Twenty-six RCTs (22 placebo-controlled trials and four head-to-head trials) were included in the review. The total number of included patients was not reported. Where reported, 19 trials were judged as fair quality and four trials as good quality.
Compared with placebo, a significant improvement in cognition based on ADAS-cog scores was observed for donepezil (WMD -2.67, 95% CI -3.28 to -2.06; seven treatment comparisons), galantamine (WMD -2.76, 95% CI -3.17 to -2.34; 10 treatment comparisons) and rivastigmine (WMD -3.01, 95% CI -3.80 to -2.21; two RCTs). Significant heterogeneity was found only for the pooled outcome of rivastigmine (I2=70%).
Compared with placebo, a significant improvement in functional outcome change was observed for donepezil (SMD 0.31, 95% CI 0.21 to 0.40; eight treatment comparisons), galantamine (SMD 0.27, 95% CI 0.18 to 0.36; six treatment comparisons) and rivastigmine (0.26, 95% CI 0.11 to 0.40; three RCTs). No significant heterogeneity was found for these outcomes.

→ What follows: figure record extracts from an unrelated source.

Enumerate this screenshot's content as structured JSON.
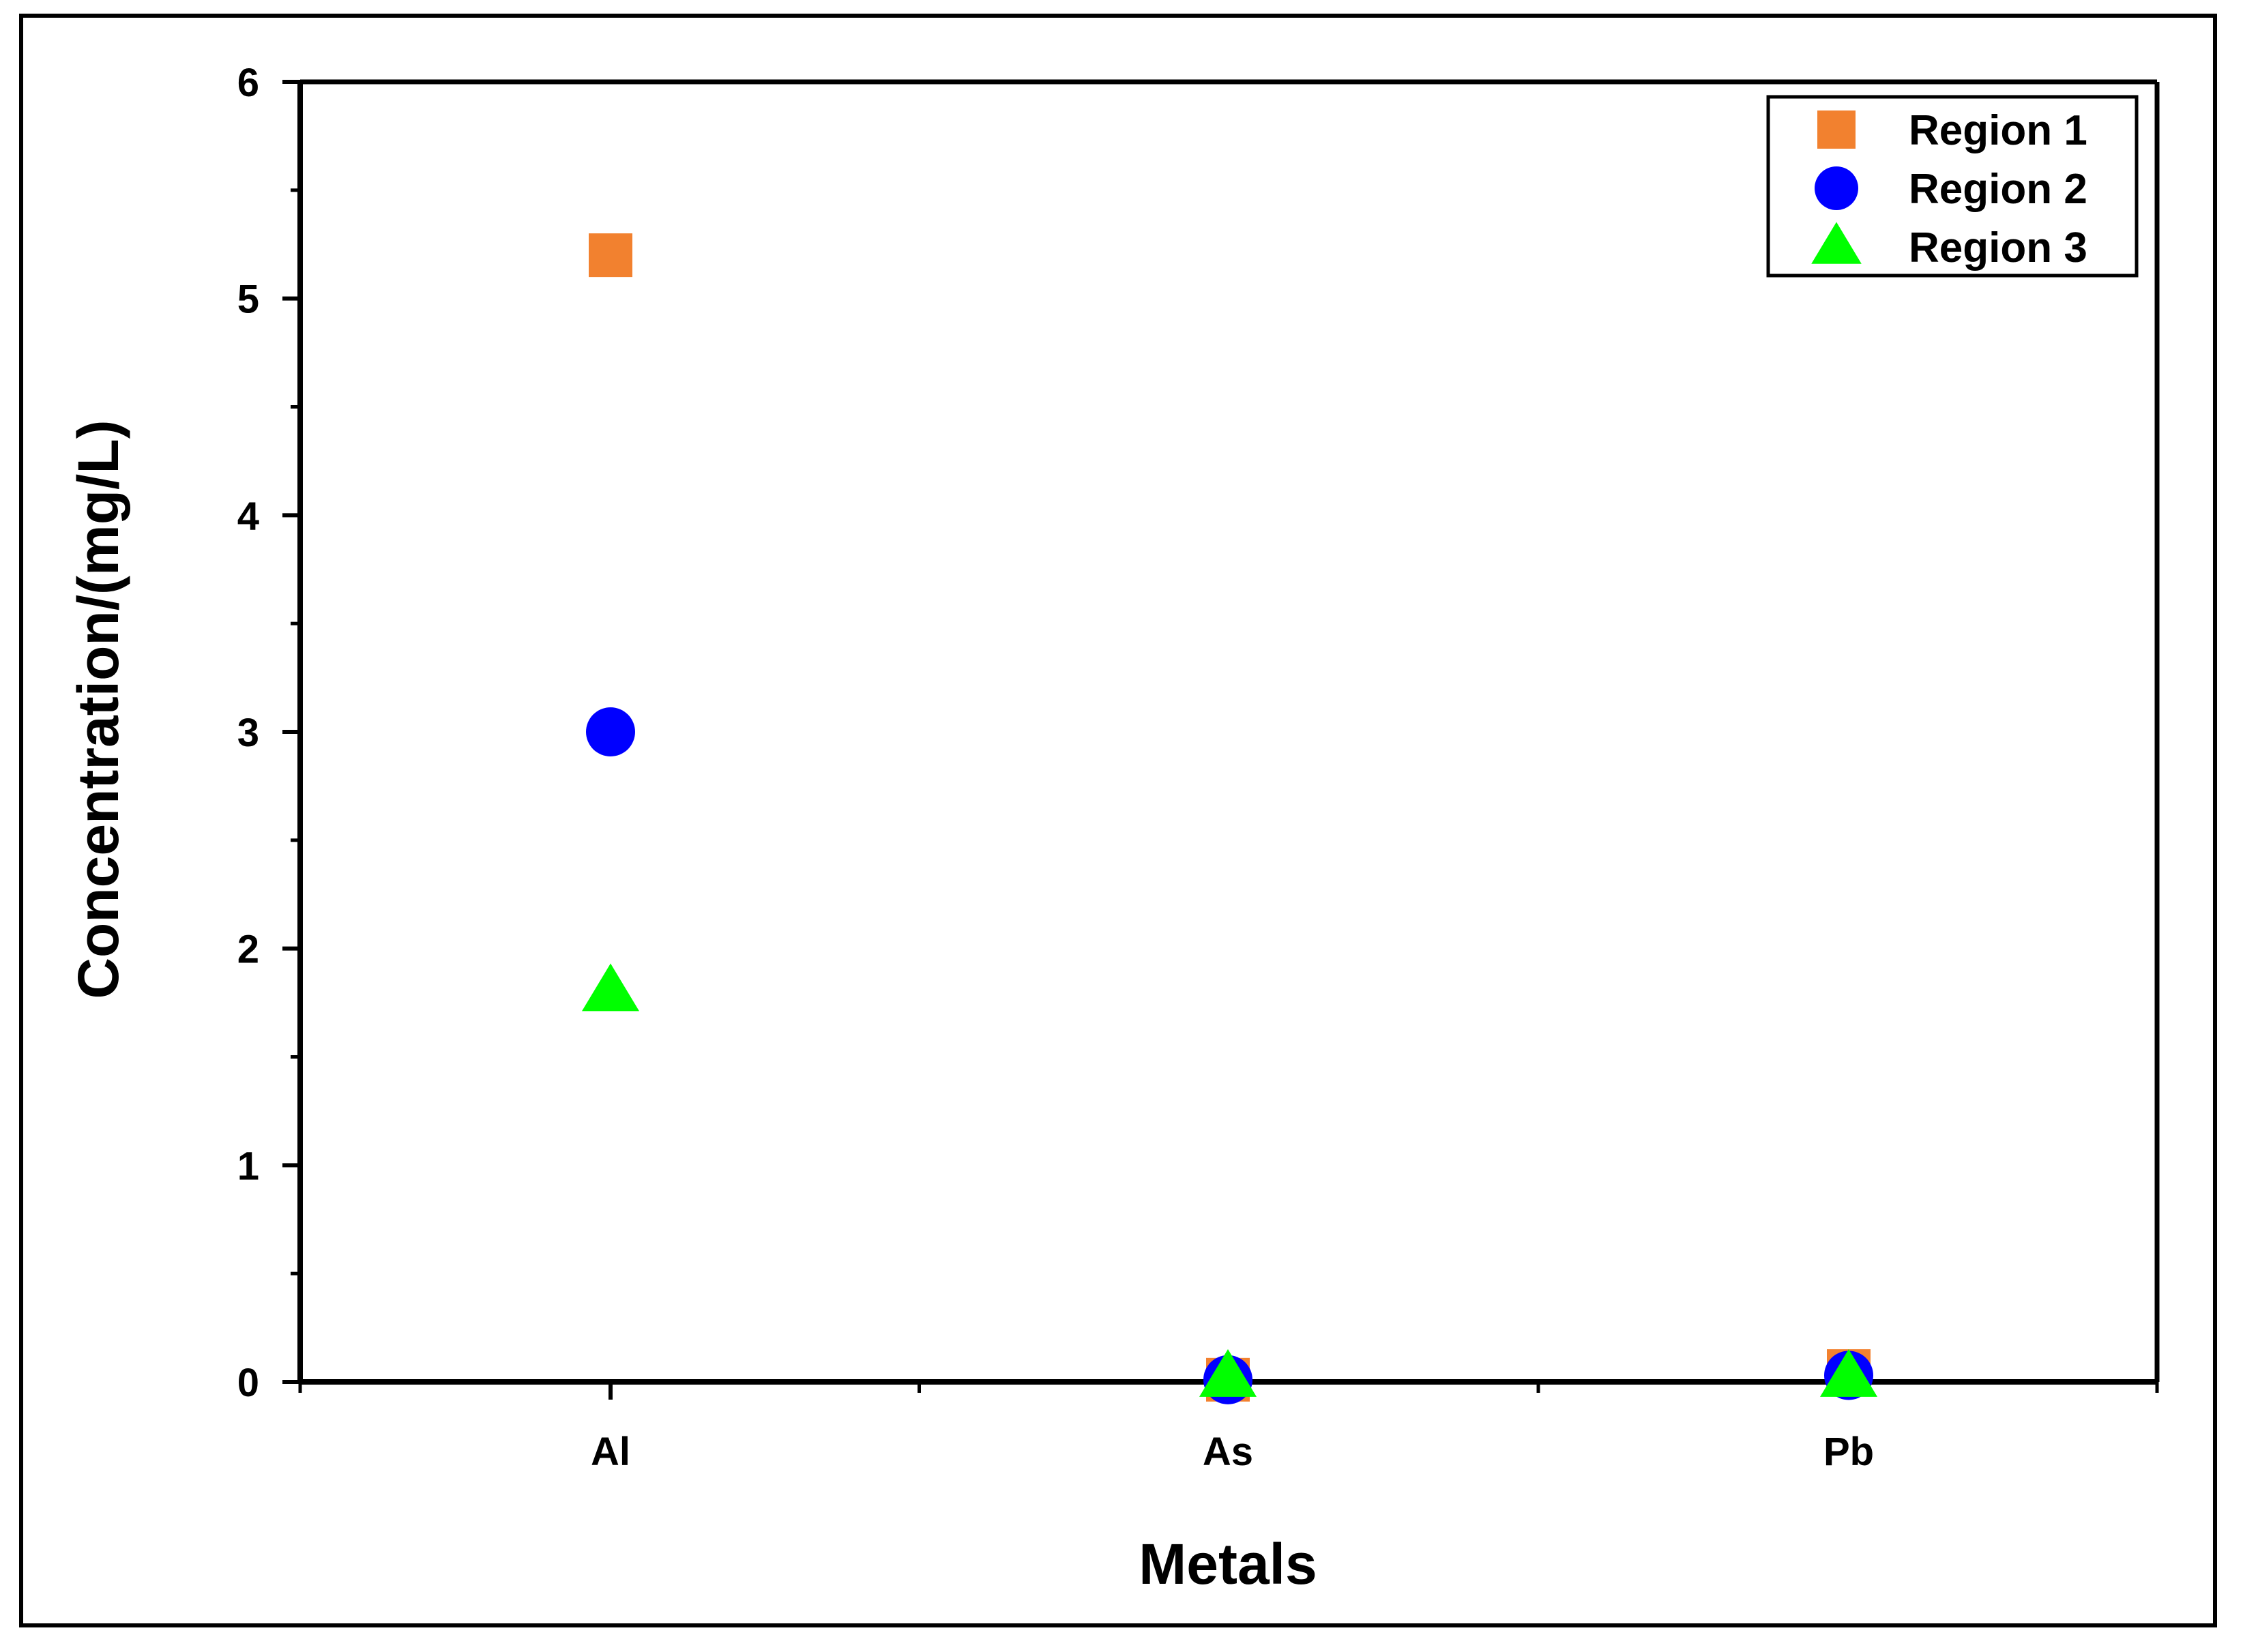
{
  "chart_data": {
    "type": "scatter",
    "title": "",
    "xlabel": "Metals",
    "ylabel": "Concentration/(mg/L)",
    "categories": [
      "Al",
      "As",
      "Pb"
    ],
    "ylim": [
      0,
      6
    ],
    "yticks": [
      0,
      1,
      2,
      3,
      4,
      5,
      6
    ],
    "grid": false,
    "legend_position": "top-right",
    "series": [
      {
        "name": "Region 1",
        "marker": "square",
        "color": "#f2812f",
        "values": [
          5.2,
          0.01,
          0.05
        ]
      },
      {
        "name": "Region 2",
        "marker": "circle",
        "color": "#0000ff",
        "values": [
          3.0,
          0.01,
          0.03
        ]
      },
      {
        "name": "Region 3",
        "marker": "triangle",
        "color": "#00ff00",
        "values": [
          1.8,
          0.02,
          0.02
        ]
      }
    ]
  }
}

A significant improvement in behaviour based on the Neuropsychiatric Inventory was found for donepezil (WMD -4.3, 95% CI -5.95 to -2.65; four RCTs) and galantamine (WMD -1.44, 95% CI -2.39 to -0.48; five treatment comparisons) compared with placebo. No significant heterogeneity was found for all these outcomes.

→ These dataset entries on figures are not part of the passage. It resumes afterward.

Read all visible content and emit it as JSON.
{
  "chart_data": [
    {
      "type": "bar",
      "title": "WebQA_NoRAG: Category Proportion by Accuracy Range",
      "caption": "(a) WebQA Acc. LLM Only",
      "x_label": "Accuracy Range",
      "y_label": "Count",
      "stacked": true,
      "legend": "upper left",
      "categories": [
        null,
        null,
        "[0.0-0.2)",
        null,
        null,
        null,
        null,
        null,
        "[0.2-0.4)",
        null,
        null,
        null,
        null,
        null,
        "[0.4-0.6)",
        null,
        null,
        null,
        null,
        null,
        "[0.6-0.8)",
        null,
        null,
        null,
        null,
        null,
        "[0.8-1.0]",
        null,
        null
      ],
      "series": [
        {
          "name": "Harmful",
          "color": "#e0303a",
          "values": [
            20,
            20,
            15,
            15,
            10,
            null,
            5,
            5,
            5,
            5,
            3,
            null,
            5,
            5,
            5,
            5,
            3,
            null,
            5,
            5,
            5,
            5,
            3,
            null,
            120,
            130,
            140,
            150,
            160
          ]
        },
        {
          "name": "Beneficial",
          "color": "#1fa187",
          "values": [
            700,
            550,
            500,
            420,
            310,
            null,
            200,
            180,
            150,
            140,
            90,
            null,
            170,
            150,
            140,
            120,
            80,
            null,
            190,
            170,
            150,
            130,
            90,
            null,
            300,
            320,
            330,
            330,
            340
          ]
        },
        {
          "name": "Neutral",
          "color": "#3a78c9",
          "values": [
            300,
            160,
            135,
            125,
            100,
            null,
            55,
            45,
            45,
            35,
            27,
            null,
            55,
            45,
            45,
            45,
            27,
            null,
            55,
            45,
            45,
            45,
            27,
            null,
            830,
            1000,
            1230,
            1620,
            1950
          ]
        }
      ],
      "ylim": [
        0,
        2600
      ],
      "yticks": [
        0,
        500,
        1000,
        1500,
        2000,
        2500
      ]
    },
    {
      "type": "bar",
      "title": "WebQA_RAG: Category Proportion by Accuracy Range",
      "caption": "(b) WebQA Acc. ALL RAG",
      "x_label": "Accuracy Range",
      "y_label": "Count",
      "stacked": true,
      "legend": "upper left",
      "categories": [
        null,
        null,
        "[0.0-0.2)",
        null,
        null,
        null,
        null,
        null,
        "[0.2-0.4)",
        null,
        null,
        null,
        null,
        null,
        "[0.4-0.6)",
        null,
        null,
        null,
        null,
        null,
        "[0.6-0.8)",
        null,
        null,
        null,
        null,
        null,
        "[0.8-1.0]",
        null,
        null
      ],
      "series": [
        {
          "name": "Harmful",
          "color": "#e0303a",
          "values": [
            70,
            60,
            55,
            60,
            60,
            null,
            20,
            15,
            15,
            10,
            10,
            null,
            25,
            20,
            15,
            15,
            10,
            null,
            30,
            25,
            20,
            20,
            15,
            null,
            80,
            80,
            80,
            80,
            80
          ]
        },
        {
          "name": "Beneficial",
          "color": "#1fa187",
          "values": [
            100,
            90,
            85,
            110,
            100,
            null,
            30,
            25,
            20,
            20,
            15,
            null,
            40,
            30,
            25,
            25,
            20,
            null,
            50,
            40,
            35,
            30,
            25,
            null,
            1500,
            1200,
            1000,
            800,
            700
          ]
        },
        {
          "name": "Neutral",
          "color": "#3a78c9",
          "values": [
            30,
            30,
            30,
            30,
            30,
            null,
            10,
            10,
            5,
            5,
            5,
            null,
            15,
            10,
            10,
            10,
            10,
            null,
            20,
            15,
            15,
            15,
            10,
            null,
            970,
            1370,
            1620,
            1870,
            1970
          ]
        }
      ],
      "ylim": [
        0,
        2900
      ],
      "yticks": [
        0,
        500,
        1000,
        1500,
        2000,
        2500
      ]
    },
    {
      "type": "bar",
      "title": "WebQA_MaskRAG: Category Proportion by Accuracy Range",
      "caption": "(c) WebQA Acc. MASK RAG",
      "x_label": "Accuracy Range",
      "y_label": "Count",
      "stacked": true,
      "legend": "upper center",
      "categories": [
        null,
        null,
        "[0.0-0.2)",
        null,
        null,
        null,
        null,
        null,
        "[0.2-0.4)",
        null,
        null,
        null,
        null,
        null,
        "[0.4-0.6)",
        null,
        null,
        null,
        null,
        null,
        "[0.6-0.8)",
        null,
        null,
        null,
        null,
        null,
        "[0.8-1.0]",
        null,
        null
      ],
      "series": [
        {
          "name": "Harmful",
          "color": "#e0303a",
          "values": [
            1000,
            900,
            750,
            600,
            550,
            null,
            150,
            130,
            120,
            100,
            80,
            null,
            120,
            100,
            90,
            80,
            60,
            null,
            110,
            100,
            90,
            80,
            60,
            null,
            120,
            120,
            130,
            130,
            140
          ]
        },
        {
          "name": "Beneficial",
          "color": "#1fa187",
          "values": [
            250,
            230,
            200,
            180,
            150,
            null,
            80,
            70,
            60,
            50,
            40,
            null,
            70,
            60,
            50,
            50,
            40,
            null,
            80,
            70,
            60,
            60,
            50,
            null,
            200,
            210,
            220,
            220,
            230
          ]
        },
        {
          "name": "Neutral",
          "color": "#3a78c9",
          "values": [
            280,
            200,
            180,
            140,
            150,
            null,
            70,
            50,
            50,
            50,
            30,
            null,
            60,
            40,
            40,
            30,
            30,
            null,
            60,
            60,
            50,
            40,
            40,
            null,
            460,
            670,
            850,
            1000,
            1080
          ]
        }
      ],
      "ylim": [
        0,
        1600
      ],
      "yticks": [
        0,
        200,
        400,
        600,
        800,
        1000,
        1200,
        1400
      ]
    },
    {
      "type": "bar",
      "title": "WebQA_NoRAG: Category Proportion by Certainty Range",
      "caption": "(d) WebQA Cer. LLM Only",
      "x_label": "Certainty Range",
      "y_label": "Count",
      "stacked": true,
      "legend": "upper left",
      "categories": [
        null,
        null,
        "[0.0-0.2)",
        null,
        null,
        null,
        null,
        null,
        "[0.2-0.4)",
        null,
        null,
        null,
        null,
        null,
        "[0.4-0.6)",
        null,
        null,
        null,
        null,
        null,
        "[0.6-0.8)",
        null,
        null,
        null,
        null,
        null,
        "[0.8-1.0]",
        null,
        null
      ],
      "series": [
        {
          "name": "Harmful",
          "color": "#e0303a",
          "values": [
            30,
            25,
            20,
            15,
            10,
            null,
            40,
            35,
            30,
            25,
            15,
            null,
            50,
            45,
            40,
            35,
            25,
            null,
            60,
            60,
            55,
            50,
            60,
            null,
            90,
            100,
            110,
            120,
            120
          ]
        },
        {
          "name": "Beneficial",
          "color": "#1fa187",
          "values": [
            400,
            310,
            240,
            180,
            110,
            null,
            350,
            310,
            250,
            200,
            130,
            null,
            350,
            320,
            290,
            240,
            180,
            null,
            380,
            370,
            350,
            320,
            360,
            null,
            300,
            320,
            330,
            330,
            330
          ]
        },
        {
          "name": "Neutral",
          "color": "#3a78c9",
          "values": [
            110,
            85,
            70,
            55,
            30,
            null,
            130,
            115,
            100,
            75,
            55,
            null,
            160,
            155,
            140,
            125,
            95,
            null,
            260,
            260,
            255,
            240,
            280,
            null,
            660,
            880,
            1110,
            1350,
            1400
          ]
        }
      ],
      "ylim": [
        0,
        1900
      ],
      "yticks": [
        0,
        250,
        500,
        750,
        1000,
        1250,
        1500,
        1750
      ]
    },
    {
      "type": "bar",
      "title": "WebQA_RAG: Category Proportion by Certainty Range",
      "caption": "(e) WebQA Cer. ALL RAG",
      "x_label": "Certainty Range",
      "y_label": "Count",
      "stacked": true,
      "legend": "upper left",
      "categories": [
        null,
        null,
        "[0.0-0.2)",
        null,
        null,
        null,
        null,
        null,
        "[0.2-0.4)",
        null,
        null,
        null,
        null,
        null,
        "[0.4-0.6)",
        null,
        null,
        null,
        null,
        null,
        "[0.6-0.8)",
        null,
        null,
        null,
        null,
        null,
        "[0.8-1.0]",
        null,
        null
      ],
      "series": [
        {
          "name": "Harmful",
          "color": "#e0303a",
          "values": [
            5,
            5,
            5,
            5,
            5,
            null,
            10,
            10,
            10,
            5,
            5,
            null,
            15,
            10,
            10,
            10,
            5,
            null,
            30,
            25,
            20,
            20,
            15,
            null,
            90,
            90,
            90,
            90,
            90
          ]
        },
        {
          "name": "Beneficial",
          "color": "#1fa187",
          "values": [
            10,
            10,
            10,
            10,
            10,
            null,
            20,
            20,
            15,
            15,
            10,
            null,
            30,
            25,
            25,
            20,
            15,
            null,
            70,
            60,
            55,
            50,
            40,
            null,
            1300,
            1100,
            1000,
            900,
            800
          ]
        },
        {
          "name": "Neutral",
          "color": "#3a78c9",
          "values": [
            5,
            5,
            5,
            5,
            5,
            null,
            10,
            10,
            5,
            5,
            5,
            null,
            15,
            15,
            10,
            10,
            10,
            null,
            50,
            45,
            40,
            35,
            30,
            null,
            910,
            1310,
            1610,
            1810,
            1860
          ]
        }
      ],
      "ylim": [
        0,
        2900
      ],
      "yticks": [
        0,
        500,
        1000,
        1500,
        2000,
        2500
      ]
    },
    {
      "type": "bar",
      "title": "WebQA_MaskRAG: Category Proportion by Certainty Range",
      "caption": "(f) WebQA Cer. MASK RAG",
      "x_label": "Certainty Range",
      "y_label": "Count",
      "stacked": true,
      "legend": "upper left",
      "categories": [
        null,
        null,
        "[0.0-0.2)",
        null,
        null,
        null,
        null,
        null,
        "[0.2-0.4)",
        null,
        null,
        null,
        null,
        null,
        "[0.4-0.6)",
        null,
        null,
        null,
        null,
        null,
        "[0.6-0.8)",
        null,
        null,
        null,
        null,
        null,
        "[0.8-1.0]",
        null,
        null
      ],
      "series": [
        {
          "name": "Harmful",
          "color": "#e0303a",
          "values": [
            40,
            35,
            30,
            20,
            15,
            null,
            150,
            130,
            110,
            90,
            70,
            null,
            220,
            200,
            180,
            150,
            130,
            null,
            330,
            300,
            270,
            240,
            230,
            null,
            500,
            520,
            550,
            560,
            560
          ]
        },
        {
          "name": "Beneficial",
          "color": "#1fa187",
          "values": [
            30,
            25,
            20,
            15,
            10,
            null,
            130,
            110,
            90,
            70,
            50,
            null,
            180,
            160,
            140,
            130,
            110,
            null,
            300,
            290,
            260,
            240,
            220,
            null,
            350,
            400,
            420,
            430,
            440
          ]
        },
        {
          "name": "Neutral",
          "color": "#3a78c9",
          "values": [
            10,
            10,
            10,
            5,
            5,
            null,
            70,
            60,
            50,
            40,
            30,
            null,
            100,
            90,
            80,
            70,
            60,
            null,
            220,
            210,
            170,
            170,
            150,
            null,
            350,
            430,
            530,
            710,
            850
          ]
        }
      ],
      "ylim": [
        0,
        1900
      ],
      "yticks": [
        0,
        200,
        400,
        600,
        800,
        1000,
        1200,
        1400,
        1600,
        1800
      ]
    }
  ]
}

A significant increase in responding to the treatment was observed for donepezil (RR 1.88, 95% CI 1.50 to 2.34; six treatment comparisons) and rivastigmine (RR 1.64, 95% CI 1.29 to 2.09; two RCTs) compared with placebo, but not for galantamine (RR 1.15, 95% CI 0.96 to 1.39; five treatment comparisons). No significant heterogeneity was found for these outcomes.
Potential publication bias was found only for the outcome of global assessment of change (funnel plots were not presented). Sensitivity analyses by dose did not significantly after the results.

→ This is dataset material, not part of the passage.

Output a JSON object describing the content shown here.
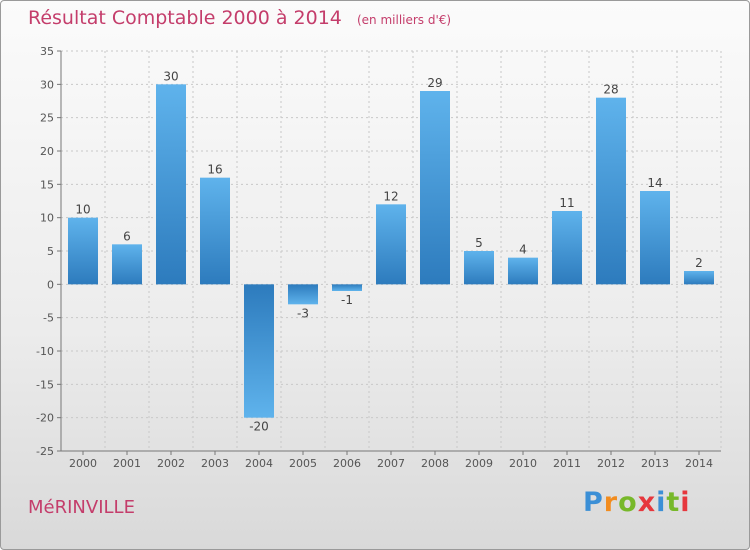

In head-to-head comparisons, one trial found donepezil to be more efficacious than galantamine and one study found rivastigmine to be more efficacious than donepezil. Two studies showed no significant difference in efficacy between these drugs.
Adjusted indicted comparisons did not show significant differences in cognition between drugs, but found global response to be better with donepezil and rivastigmine than with galantamine. The results favored donepezil over galantamine regarding the outcome of behaviour.
The most frequently reported adverse events were nausea, diarrhoea, dizziness and weight loss. Incidence of these adverse events between trials was consistently lowest for donepezil and highest for rivastigmine.